Dan Friday: Solo Exhibition



Lummi Reef Netting (ca. 1890). (Credit: Lummi Nation Archive)

We open our Season of Northwest Native Art Glass with a solo exhibit by Seattle-based glass artist Dan Friday (Lummi Nation). Dan returns to the gallery with blown and hotsculpted works in glass, focusing particularly on the proud resurgence of reefnet fishing amongst the Lummi nation. Reefnet fishing an indigenous fishing practice that is one of the most sustainable and humane in the world, but that was almost completely wiped out in the twentieth century.

In honor of the reclamation of these practices, Dan Friday renders some of the most important tools in reef netting out of glass for his new exhibition. They join other works honoring his Lummi heritage, including woven cedar baskets made from a complex glass mosaic technique; model totem poles in hot-sculpted glass, and others.

Learn more about reefnetting and Dan’s glass by scrolling down the page, past the artwork.


Exhibition Dates:

September 16, 2018 - September 30, 2018

Involved Artists:

Dan Friday

ARTIST LECTURE: Tuesday, September 18th, 6:30pm at Stonington Gallery. Free to attend.

Featured Works


Diagram by Hilary Stewart.

Reefnetting was spread amongst the tribes around the Salish Sea but was invented by the Lummi. Reefnet fishing was traditionally done by suspending a a sxwole (woven reef net) between two canoes. The ancient reef net, made of the inner bark of cedar, willow saplings, and sometimes nettles, was laid underwater near bottom, and sloped towards the surface. Fishers attached the net to anchors at the upstream end of the surging tide and to the canoes at the other end.

They anchored their canoes at the downstream end and spread the net. Fish would swim along the bottom, through a path created in kelp, constrained to the sides by reefs and/or islands. On meeting the trellis-like structure, which would be strung with sea grass to create a false bottom, the fish would be gently nudged up to the net proper. When spotters observed salmon swimming into the net, they released the canoes from their anchors and they swung together. Meanwhile, the downstream end of the net was pulled in, followed by the upstream side to trap the fish inside.

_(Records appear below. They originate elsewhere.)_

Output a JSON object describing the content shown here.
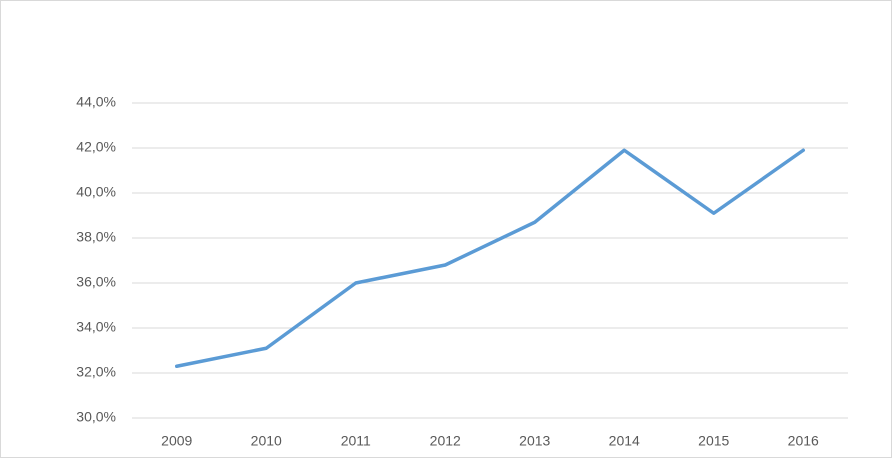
{
  "chart_data": {
    "type": "line",
    "categories": [
      "2009",
      "2010",
      "2011",
      "2012",
      "2013",
      "2014",
      "2015",
      "2016"
    ],
    "series": [
      {
        "color": "#5b9bd5",
        "values": [
          32.3,
          33.1,
          36.0,
          36.8,
          38.7,
          41.9,
          39.1,
          41.9
        ]
      }
    ],
    "ylim": [
      30,
      44
    ],
    "yticks": [
      {
        "value": 30,
        "label": "30,0%"
      },
      {
        "value": 32,
        "label": "32,0%"
      },
      {
        "value": 34,
        "label": "34,0%"
      },
      {
        "value": 36,
        "label": "36,0%"
      },
      {
        "value": 38,
        "label": "38,0%"
      },
      {
        "value": 40,
        "label": "40,0%"
      },
      {
        "value": 42,
        "label": "42,0%"
      },
      {
        "value": 44,
        "label": "44,0%"
      }
    ],
    "grid": true
  }
}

Once practiced throughout the San Juan Islands, reefnetting now exists only off Lummi Island, and three of the other San Juan Islands. Legislation by the Washington State government in the 1890s banned reef netting within 2400 feet of a fish trap (which were all white-owned), and this effectively banned reefnetting entirely. This devastated the livelihoods of Native families and almost wiped out the practice. The Lummi were pushed out of the islands and onto a reservation outside of Bellingham. Industrial fish–trap operations took over their reef net sites and many Lummi got work in the salmon canneries. A 1934 ban on fish traps in Puget Sound gave tribal fishermen renewed access to their traditional sites, but were crowded out by competition from non-Indian fishermen who were able to reef net in more profitable locations.

Lummi tribal members reefnet fishing off Xwe’chi’eXen (Cherry Point) in 2013, using traditional methods. Photo by Brad Angerman (Pyramid).

Traditional reefnetting has reappeared in a small but significant way, with the Lummi Nation holding their first traditional reefnetting at Cherry Point in 2013 in modern history. Tribal members carved the canoes and wove the nets by hand.

“A sxwole (reef net) is a gift from our creator, therefore an inherent right,” said Lummi tribal cultural adiminstrative policy assistant Al Scott Johnnie in 2013. “The sockeye salmon spirit came to our people and showed them how to make the reef net from the willow and other materials that were used from long ago. This was a way of life for our people, and the method was also to allow our sockeye to go up into the river so they could replenish, because they were our extended family.”




Learn how Dan Friday creates his iconic glass mosaic baskets in this excellent video by Derek Klein:

Dan Friday is a member of the Lummi Nation and a Seattle-based glass artist. He has spent the last twenty years working for artists such as Dale Chihuly, Paul Marioni, Preston Singletary, and many others. Dan has also taught at the Pilchuck School of Glass. He has had residencies at the Museum of Glass in Tacoma, WA, and the Dream Community in Tai Pei, Taiwan.Dan is a recipient of the Discovery Fellowship through the Southwestern Association for Indian Arts, and was awarded a research residency at the Burke Museum of Natural History and Culture to study his family’s historic legacy. His work can be seen in galleries across the United States.